Single by Hayley Kiyoko

from the album Expectations
- Released: October 19, 2017
- Genre: Pop; synth-pop;
- Length: 3:37
- Label: Empire; Atlantic;
- Songwriters: Hayley Kiyoko; Brandon Colbein; Jonathan Dorr; Kat Ostenberg; Nick Bailey;
- Producers: Bailey; Dorr; Kiyoko;

Hayley Kiyoko singles chronology
| "Sleepover" (2017) | "Feelings" (2017) | "Curious" (2018) |

Music video
- "Feelings" on YouTube

= Feelings (Hayley Kiyoko song) =

"Feelings" is a song recorded by American singer and songwriter Hayley Kiyoko for her first album Expectations. The song was released with a music video as the second single from Expectations on October 19, 2017, although the album itself was not announced at the time of the single's release.

==Background==

"Feelings" is written by Kiyoko, Brandon Colbein, Nick Bailey, Jonathan Dorr, Cecil Bernardy, and Katherine Ostenberg.
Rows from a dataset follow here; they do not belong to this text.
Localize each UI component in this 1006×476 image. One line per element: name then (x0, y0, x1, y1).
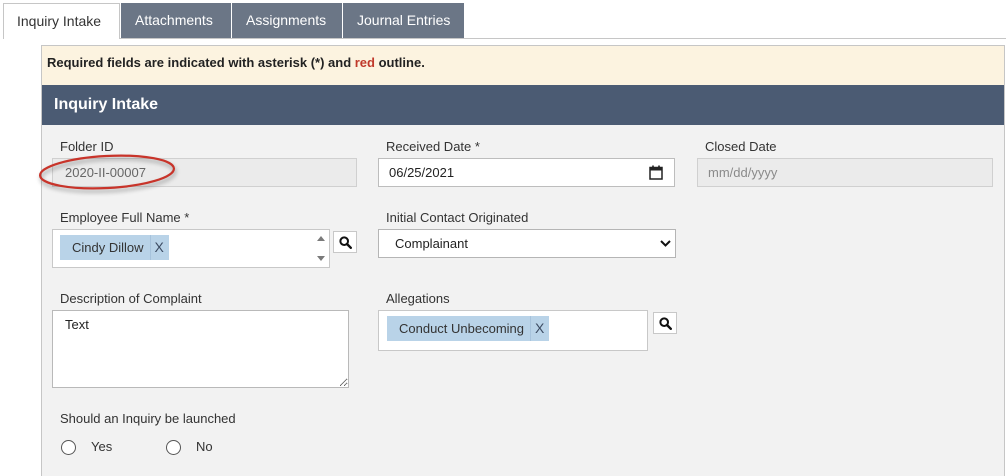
allegations-label: Allegations (386, 291, 450, 306)
notice-text-end: outline. (374, 55, 425, 70)
notice-highlight-text: red (354, 55, 375, 70)
received-date-field (378, 158, 675, 187)
radio-no[interactable] (166, 440, 181, 455)
allegations-search-button[interactable] (653, 312, 677, 334)
received-date-input[interactable] (378, 158, 675, 187)
required-fields-notice: Required fields are indicated with aster… (42, 46, 1004, 85)
employee-full-name-label: Employee Full Name * (60, 210, 190, 225)
employee-search-button[interactable] (333, 231, 357, 253)
received-date-label: Received Date * (386, 139, 480, 154)
employee-full-name-picker[interactable]: Cindy Dillow X (52, 229, 330, 268)
search-icon[interactable] (338, 235, 352, 249)
folder-id-label: Folder ID (60, 139, 114, 154)
allegation-chip-label: Conduct Unbecoming (399, 321, 525, 336)
initial-contact-label: Initial Contact Originated (386, 210, 529, 225)
section-title: Inquiry Intake (42, 85, 1004, 125)
calendar-icon[interactable] (649, 165, 663, 180)
allegations-picker[interactable]: Conduct Unbecoming X (378, 310, 648, 351)
chevron-down-icon[interactable] (660, 240, 671, 247)
inquiry-intake-panel: Required fields are indicated with aster… (41, 45, 1005, 476)
inquiry-intake-form: Folder ID Received Date * Closed Date Em… (42, 125, 1004, 476)
tab-journal-entries[interactable]: Journal Entries (343, 3, 464, 38)
closed-date-field (697, 158, 993, 187)
tab-bar-divider (120, 38, 1006, 39)
employee-chip: Cindy Dillow X (60, 235, 169, 260)
description-textarea[interactable]: Text (52, 310, 349, 388)
radio-yes-label[interactable]: Yes (91, 439, 112, 455)
triangle-down-icon[interactable] (317, 255, 325, 261)
allegation-chip: Conduct Unbecoming X (387, 316, 550, 341)
initial-contact-select[interactable]: Complainant (378, 229, 676, 258)
closed-date-label: Closed Date (705, 139, 777, 154)
radio-no-label[interactable]: No (196, 439, 213, 455)
description-label: Description of Complaint (60, 291, 202, 306)
scroll-down-button[interactable] (315, 254, 327, 262)
search-icon[interactable] (658, 316, 672, 330)
radio-yes[interactable] (61, 440, 76, 455)
tab-inquiry-intake[interactable]: Inquiry Intake (3, 3, 120, 39)
folder-id-field (52, 158, 357, 187)
triangle-up-icon[interactable] (317, 235, 325, 241)
allegation-chip-remove-button[interactable]: X (530, 316, 549, 341)
closed-date-input (697, 158, 993, 187)
folder-id-input (52, 158, 357, 187)
tab-assignments[interactable]: Assignments (232, 3, 342, 38)
employee-chip-remove-button[interactable]: X (149, 235, 169, 260)
tab-attachments[interactable]: Attachments (121, 3, 231, 38)
inquiry-launch-label: Should an Inquiry be launched (60, 411, 236, 426)
employee-chip-label: Cindy Dillow (72, 240, 144, 255)
notice-text: Required fields are indicated with aster… (47, 55, 355, 70)
initial-contact-selected-value: Complainant (395, 236, 468, 251)
scroll-up-button[interactable] (315, 234, 327, 242)
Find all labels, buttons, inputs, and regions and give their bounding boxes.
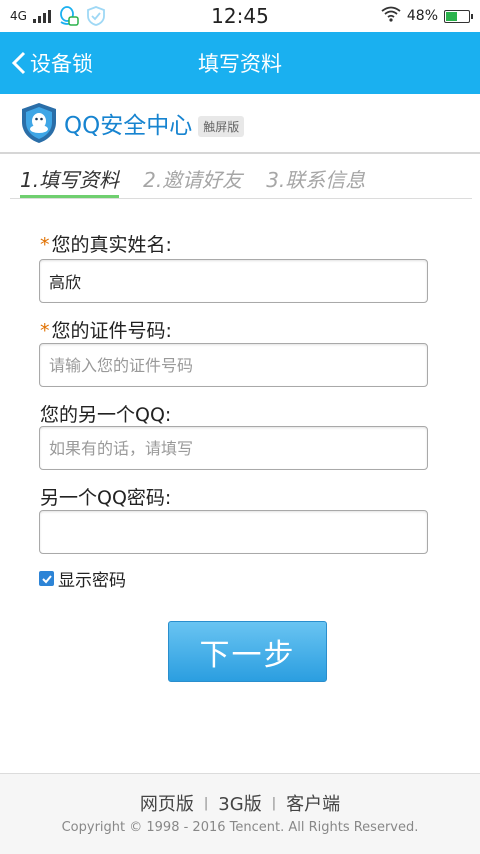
status-bar: 4G 12:45 48%: [0, 0, 480, 32]
back-button[interactable]: 设备锁: [10, 32, 93, 94]
footer-separator: |: [203, 795, 209, 811]
battery-icon: [444, 9, 473, 23]
chevron-left-icon: [11, 51, 26, 75]
check-icon: [41, 574, 52, 583]
footer-link-client[interactable]: 客户端: [286, 790, 340, 816]
footer-link-3g[interactable]: 3G版: [218, 790, 261, 816]
battery-fill: [446, 11, 457, 21]
show-password-checkbox[interactable]: [39, 571, 54, 586]
step-contact-info: 3.联系信息: [266, 168, 366, 192]
app-header: 设备锁 填写资料: [0, 32, 480, 94]
footer: 网页版 | 3G版 | 客户端 Copyright © 1998 - 2016 …: [0, 773, 480, 854]
real-name-input[interactable]: [39, 259, 428, 303]
other-qq-label: 您的另一个QQ:: [40, 404, 172, 426]
next-step-button[interactable]: 下一步: [168, 621, 327, 682]
steps-divider: [10, 198, 472, 199]
id-number-input[interactable]: [39, 343, 428, 387]
step-invite-friends: 2.邀请好友: [143, 168, 243, 192]
brand-row: QQ安全中心 触屏版: [0, 94, 480, 154]
back-label: 设备锁: [30, 52, 93, 76]
clock: 12:45: [211, 4, 269, 28]
other-qq-input[interactable]: [39, 426, 428, 470]
footer-separator: |: [271, 795, 277, 811]
other-qq-password-label: 另一个QQ密码:: [40, 487, 172, 509]
show-password-toggle[interactable]: 显示密码: [39, 566, 126, 591]
step-tabs: 1.填写资料 2.邀请好友 3.联系信息: [20, 160, 472, 198]
other-qq-password-input[interactable]: [39, 510, 428, 554]
footer-links: 网页版 | 3G版 | 客户端: [0, 790, 480, 816]
required-mark: *: [40, 320, 50, 342]
footer-link-web[interactable]: 网页版: [140, 790, 194, 816]
id-number-label: * 您的证件号码:: [40, 320, 172, 342]
show-password-label: 显示密码: [58, 571, 126, 591]
step-fill-info: 1.填写资料: [20, 160, 120, 198]
brand-name: QQ安全中心: [64, 113, 193, 139]
required-mark: *: [40, 234, 50, 256]
qq-security-logo-icon: [20, 102, 58, 144]
touch-version-badge: 触屏版: [198, 115, 245, 137]
real-name-label: * 您的真实姓名:: [40, 234, 172, 256]
copyright: Copyright © 1998 - 2016 Tencent. All Rig…: [61, 820, 419, 835]
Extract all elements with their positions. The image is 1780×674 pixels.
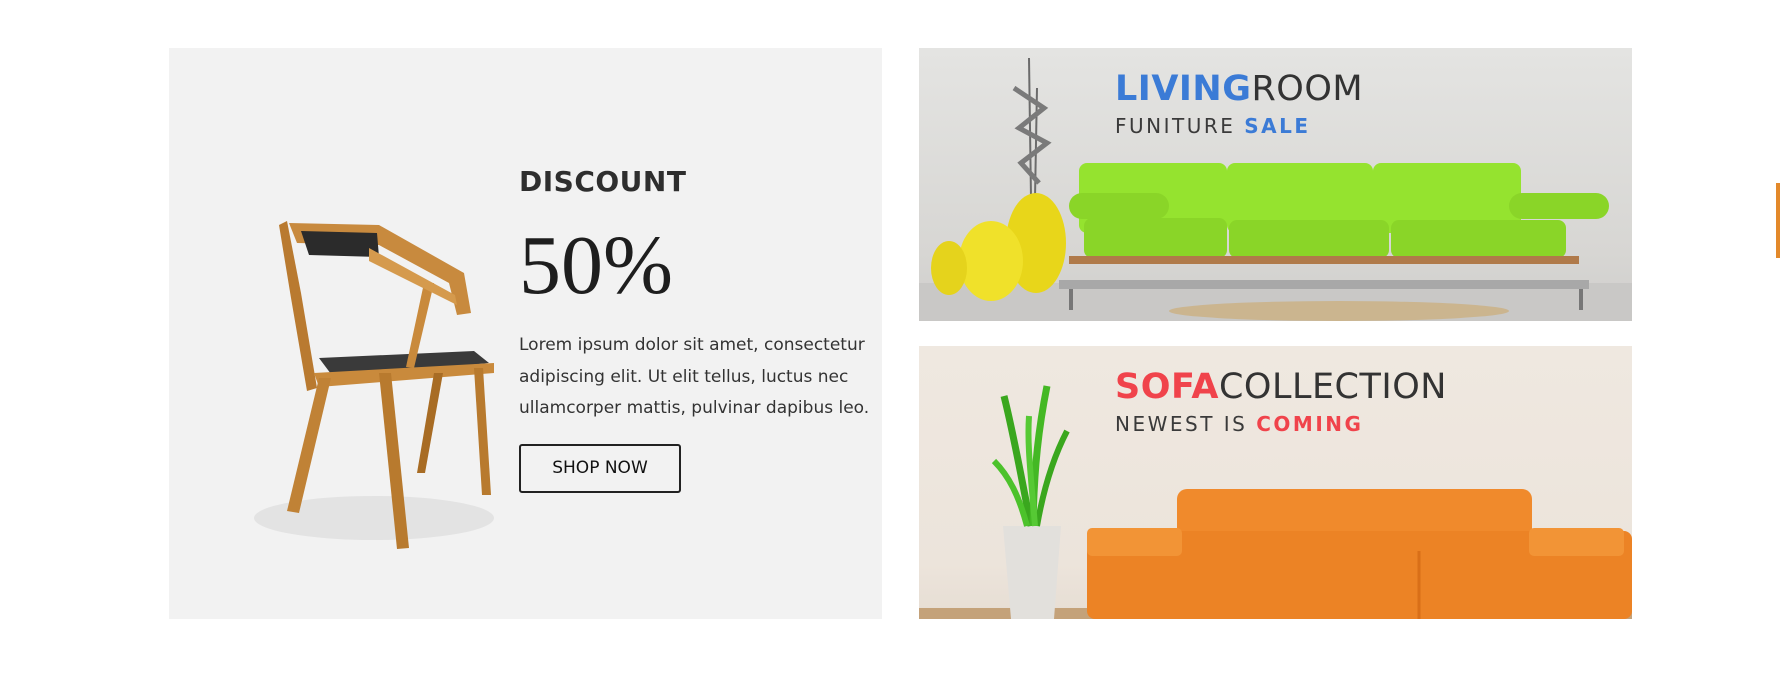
promo-content: DISCOUNT 50% Lorem ipsum dolor sit amet,… bbox=[519, 168, 882, 493]
discount-banner: DISCOUNT 50% Lorem ipsum dolor sit amet,… bbox=[169, 48, 882, 619]
sofa-headline: SOFACOLLECTION bbox=[1115, 370, 1447, 405]
subline-accent: SALE bbox=[1244, 114, 1311, 138]
subline-text: FUNITURE bbox=[1115, 114, 1245, 138]
sofa-collection-banner[interactable]: SOFACOLLECTION NEWEST IS COMING bbox=[919, 346, 1632, 619]
subline-accent: COMING bbox=[1256, 412, 1364, 436]
orange-sofa-image bbox=[1087, 489, 1632, 619]
vases-image bbox=[931, 57, 1066, 301]
headline-strong: LIVING bbox=[1115, 69, 1252, 109]
sofa-subline: NEWEST IS COMING bbox=[1115, 412, 1363, 436]
living-room-headline: LIVINGROOM bbox=[1115, 72, 1363, 107]
chair-image bbox=[254, 221, 494, 549]
living-room-banner[interactable]: LIVINGROOM FUNITURE SALE bbox=[919, 48, 1632, 321]
headline-strong: SOFA bbox=[1115, 367, 1219, 407]
subline-text: NEWEST IS bbox=[1115, 412, 1257, 436]
living-room-subline: FUNITURE SALE bbox=[1115, 114, 1311, 138]
promo-description: Lorem ipsum dolor sit amet, consectetur … bbox=[519, 335, 870, 418]
discount-title: DISCOUNT bbox=[519, 165, 687, 198]
plant-image bbox=[991, 385, 1070, 619]
green-sofa-image bbox=[1059, 163, 1609, 310]
headline-rest: COLLECTION bbox=[1218, 367, 1447, 407]
headline-rest: ROOM bbox=[1251, 69, 1364, 109]
discount-value: 50% bbox=[519, 219, 673, 312]
side-tab-icon[interactable] bbox=[1776, 183, 1780, 258]
shop-now-button[interactable]: SHOP NOW bbox=[519, 443, 681, 493]
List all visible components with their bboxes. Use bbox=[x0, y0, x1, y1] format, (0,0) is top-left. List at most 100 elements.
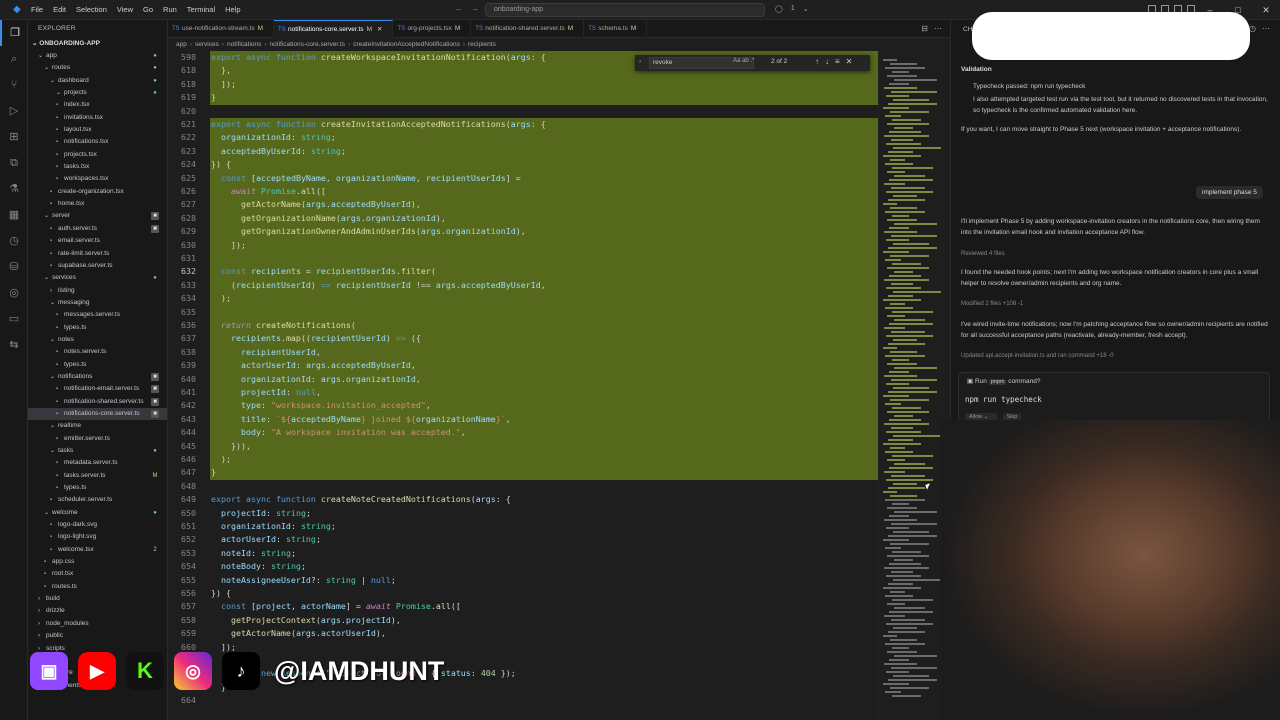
folder-row[interactable]: ⌄ server ■ bbox=[28, 210, 167, 222]
file-row[interactable]: ▪ notifications-core.server.ts ■ bbox=[28, 407, 167, 421]
testing-icon[interactable]: ⚗ bbox=[0, 176, 28, 202]
github-icon[interactable]: ◎ bbox=[0, 280, 28, 306]
file-row[interactable]: ▪ layout.tsx bbox=[28, 124, 167, 136]
menu-edit[interactable]: Edit bbox=[48, 5, 71, 14]
breadcrumb-item[interactable]: app bbox=[176, 41, 187, 48]
search-icon[interactable]: ⌕ bbox=[0, 46, 28, 72]
file-row[interactable]: ▪ invitations.tsx bbox=[28, 112, 167, 124]
folder-row[interactable]: ⌄ welcome ● bbox=[28, 507, 167, 519]
file-row[interactable]: ▪ metadata.server.ts bbox=[28, 457, 167, 469]
editor-tab[interactable]: TS org-projects.tsx M bbox=[393, 20, 472, 38]
updated-files[interactable]: Updated api.accept-invitation.ts and ran… bbox=[961, 351, 1271, 362]
folder-row[interactable]: › drizzle bbox=[28, 605, 167, 617]
menu-run[interactable]: Run bbox=[158, 5, 182, 14]
menu-icon[interactable]: ≡ bbox=[835, 57, 840, 66]
folder-row[interactable]: ⌄ realtime bbox=[28, 420, 167, 432]
find-options[interactable]: Aa ab .* bbox=[733, 58, 754, 64]
folder-row[interactable]: ⌄ app ● bbox=[28, 50, 167, 62]
source-control-icon[interactable]: ⑂ bbox=[0, 72, 28, 98]
code-editor[interactable]: 598 export async function createWorkspace… bbox=[168, 51, 878, 720]
file-row[interactable]: ▪ scheduler.server.ts bbox=[28, 494, 167, 506]
file-row[interactable]: ▪ index.tsx bbox=[28, 99, 167, 111]
file-row[interactable]: ▪ tasks.tsx bbox=[28, 161, 167, 173]
file-row[interactable]: ▪ messages.server.ts bbox=[28, 309, 167, 321]
folder-row[interactable]: › build bbox=[28, 593, 167, 605]
more-icon[interactable]: ⋯ bbox=[1262, 24, 1270, 33]
file-row[interactable]: ▪ home.tsx bbox=[28, 198, 167, 210]
breadcrumb-item[interactable]: recipients bbox=[468, 41, 496, 48]
editor-tab[interactable]: TS notification-shared.server.ts M bbox=[471, 20, 585, 38]
file-row[interactable]: ▪ projects.tsx bbox=[28, 149, 167, 161]
arrow-down-icon[interactable]: ↓ bbox=[825, 57, 829, 66]
breadcrumb-item[interactable]: notifications-core.server.ts bbox=[270, 41, 346, 48]
forward-arrow-icon[interactable]: → bbox=[471, 4, 479, 13]
file-row[interactable]: ▪ app.css bbox=[28, 556, 167, 568]
close-window-icon[interactable]: ✕ bbox=[1252, 0, 1280, 20]
file-row[interactable]: ▪ supabase.server.ts bbox=[28, 260, 167, 272]
reviewed-files[interactable]: Reviewed 4 files bbox=[961, 249, 1271, 260]
editor-tab[interactable]: TS notifications-core.server.ts M ✕ bbox=[274, 20, 394, 38]
file-row[interactable]: ▪ welcome.tsx 2 bbox=[28, 544, 167, 556]
history-icon[interactable]: ◷ bbox=[1249, 24, 1256, 33]
chevron-right-icon[interactable]: › bbox=[639, 58, 641, 65]
command-center-search[interactable]: onboarding-app bbox=[485, 3, 765, 17]
file-row[interactable]: ▪ workspaces.tsx bbox=[28, 173, 167, 185]
file-row[interactable]: ▪ logo-light.svg bbox=[28, 531, 167, 543]
run-debug-icon[interactable]: ▷ bbox=[0, 98, 28, 124]
menu-go[interactable]: Go bbox=[138, 5, 158, 14]
folder-row[interactable]: › listing bbox=[28, 285, 167, 297]
breadcrumb-item[interactable]: createInvitationAcceptedNotifications bbox=[353, 41, 460, 48]
breadcrumb-item[interactable]: services bbox=[195, 41, 219, 48]
back-arrow-icon[interactable]: ← bbox=[455, 4, 463, 13]
project-name[interactable]: ⌄ ONBOARDING-APP bbox=[28, 38, 167, 50]
breadcrumb-item[interactable]: notifications bbox=[227, 41, 261, 48]
file-row[interactable]: ▪ auth.server.ts ■ bbox=[28, 223, 167, 235]
file-row[interactable]: ▪ notification-shared.server.ts ■ bbox=[28, 396, 167, 408]
terminal-panel-icon[interactable]: ▭ bbox=[0, 306, 28, 332]
database-icon[interactable]: ⛁ bbox=[0, 254, 28, 280]
folder-row[interactable]: › node_modules bbox=[28, 618, 167, 630]
file-row[interactable]: ▪ logo-dark.svg bbox=[28, 519, 167, 531]
folder-row[interactable]: › public bbox=[28, 630, 167, 642]
file-row[interactable]: ▪ types.ts bbox=[28, 359, 167, 371]
tab-close-icon[interactable]: ✕ bbox=[377, 26, 382, 33]
docker-icon[interactable]: ▦ bbox=[0, 202, 28, 228]
file-row[interactable]: ▪ root.tsx bbox=[28, 568, 167, 580]
folder-row[interactable]: ⌄ services ● bbox=[28, 272, 167, 284]
file-row[interactable]: ▪ notifications.tsx bbox=[28, 136, 167, 148]
copilot-icon[interactable]: ◯ bbox=[775, 5, 783, 13]
folder-row[interactable]: ⌄ messaging bbox=[28, 297, 167, 309]
editor-tab[interactable]: TS use-notification-stream.ts M bbox=[168, 20, 275, 38]
menu-view[interactable]: View bbox=[112, 5, 138, 14]
split-editor-icon[interactable]: ⊟ bbox=[921, 24, 928, 33]
file-row[interactable]: ▪ notes.server.ts bbox=[28, 346, 167, 358]
folder-row[interactable]: ⌄ projects ● bbox=[28, 87, 167, 99]
file-row[interactable]: ▪ notification-email.server.ts ■ bbox=[28, 383, 167, 395]
arrow-up-icon[interactable]: ↑ bbox=[815, 57, 819, 66]
folder-row[interactable]: ⌄ routes ● bbox=[28, 62, 167, 74]
file-row[interactable]: ▪ create-organization.tsx bbox=[28, 186, 167, 198]
menu-terminal[interactable]: Terminal bbox=[182, 5, 220, 14]
more-actions-icon[interactable]: ⋯ bbox=[934, 24, 942, 33]
modified-files[interactable]: Modified 2 files +108 -1 bbox=[961, 299, 1271, 310]
file-row[interactable]: ▪ email.server.ts bbox=[28, 235, 167, 247]
folder-row[interactable]: ⌄ dashboard ● bbox=[28, 75, 167, 87]
folder-row[interactable]: ⌄ notes bbox=[28, 334, 167, 346]
pull-request-icon[interactable]: ⇆ bbox=[0, 332, 28, 358]
timeline-icon[interactable]: ◷ bbox=[0, 228, 28, 254]
file-row[interactable]: ▪ tasks.server.ts M bbox=[28, 470, 167, 482]
file-row[interactable]: ▪ types.ts bbox=[28, 482, 167, 494]
file-row[interactable]: ▪ rate-limit.server.ts bbox=[28, 248, 167, 260]
editor-tab[interactable]: TS schema.ts M bbox=[584, 20, 648, 38]
close-icon[interactable]: ✕ bbox=[846, 57, 853, 66]
folder-row[interactable]: ⌄ notifications ■ bbox=[28, 371, 167, 383]
remote-icon[interactable]: ⧉ bbox=[0, 150, 28, 176]
explorer-icon[interactable]: ❐ bbox=[0, 20, 28, 46]
file-row[interactable]: ▪ emitter.server.ts bbox=[28, 433, 167, 445]
file-row[interactable]: ▪ types.ts bbox=[28, 322, 167, 334]
chevron-down-icon[interactable]: ⌄ bbox=[803, 5, 809, 13]
menu-selection[interactable]: Selection bbox=[71, 5, 112, 14]
folder-row[interactable]: ⌄ tasks ● bbox=[28, 445, 167, 457]
menu-help[interactable]: Help bbox=[220, 5, 245, 14]
file-row[interactable]: ▪ routes.ts bbox=[28, 581, 167, 593]
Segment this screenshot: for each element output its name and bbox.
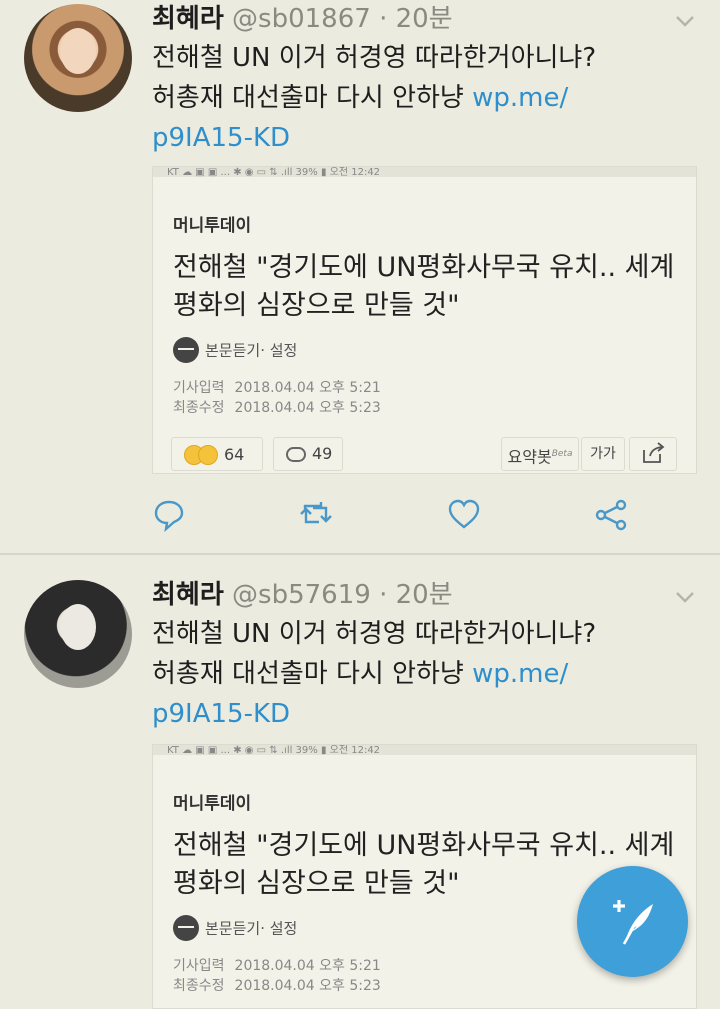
avatar-face bbox=[60, 28, 96, 74]
article-modified-date: 최종수정 2018.04.04 오후 5:23 bbox=[173, 397, 381, 417]
tweet-link-part1[interactable]: wp.me/ bbox=[472, 83, 568, 113]
article-share-pill bbox=[629, 437, 677, 471]
tweet-text-line1: 전해철 UN 이거 허경영 따라한거아니냐? bbox=[152, 43, 597, 73]
reaction-count: 64 bbox=[224, 444, 245, 464]
tweet-header: 최혜라 @sb57619 · 20분 bbox=[152, 578, 453, 612]
chevron-down-icon[interactable] bbox=[672, 8, 698, 34]
tweet-text-line2: 허총재 대선출마 다시 안하냥 bbox=[152, 659, 473, 689]
modified-value: 2018.04.04 오후 5:23 bbox=[234, 978, 381, 994]
comment-pill: 49 bbox=[273, 437, 343, 471]
reaction-pill: 64 bbox=[171, 437, 263, 471]
summary-label: 요약봇 bbox=[507, 447, 552, 467]
listen-row: 본문듣기· 설정 bbox=[173, 337, 297, 363]
tweet-text: 전해철 UN 이거 허경영 따라한거아니냐? 허총재 대선출마 다시 안하냥 w… bbox=[152, 38, 692, 158]
input-value: 2018.04.04 오후 5:21 bbox=[234, 958, 381, 974]
listen-label: 본문듣기 bbox=[205, 919, 261, 938]
input-label: 기사입력 bbox=[173, 958, 225, 974]
tweet-time: 20분 bbox=[395, 4, 453, 34]
tweet-text-line2: 허총재 대선출마 다시 안하냥 bbox=[152, 83, 473, 113]
avatar[interactable] bbox=[24, 4, 132, 112]
summary-beta: Beta bbox=[551, 449, 573, 459]
article-headline: 전해철 "경기도에 UN평화사무국 유치.. 세계 평화의 심장으로 만들 것" bbox=[173, 252, 675, 321]
compose-tweet-button[interactable] bbox=[577, 866, 688, 977]
statusbar-text: KT ☁ ▣ ▣ ... ✱ ◉ ▭ ⇅ .ıll 39% ▮ 오전 12:42 bbox=[167, 745, 381, 756]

Kiyoko has stated that she wanted fans to be reminded of the feeling of a first crush.

==Music video==

A music video, directed by Kiyoko, was released concurrently with the single. As of January 2020, the video has garnered over 20 million views. The video stars Kiyoko chasing after a love interest, a girl named Desi, played by Alexandra Rodriguez. Reception to the video was positive, making it one of her most successful music videos at the time. Kiyoko aimed to show her playful side while acting in the video, and the video ended up being one of her favorite ones to make. The video was shot in one take.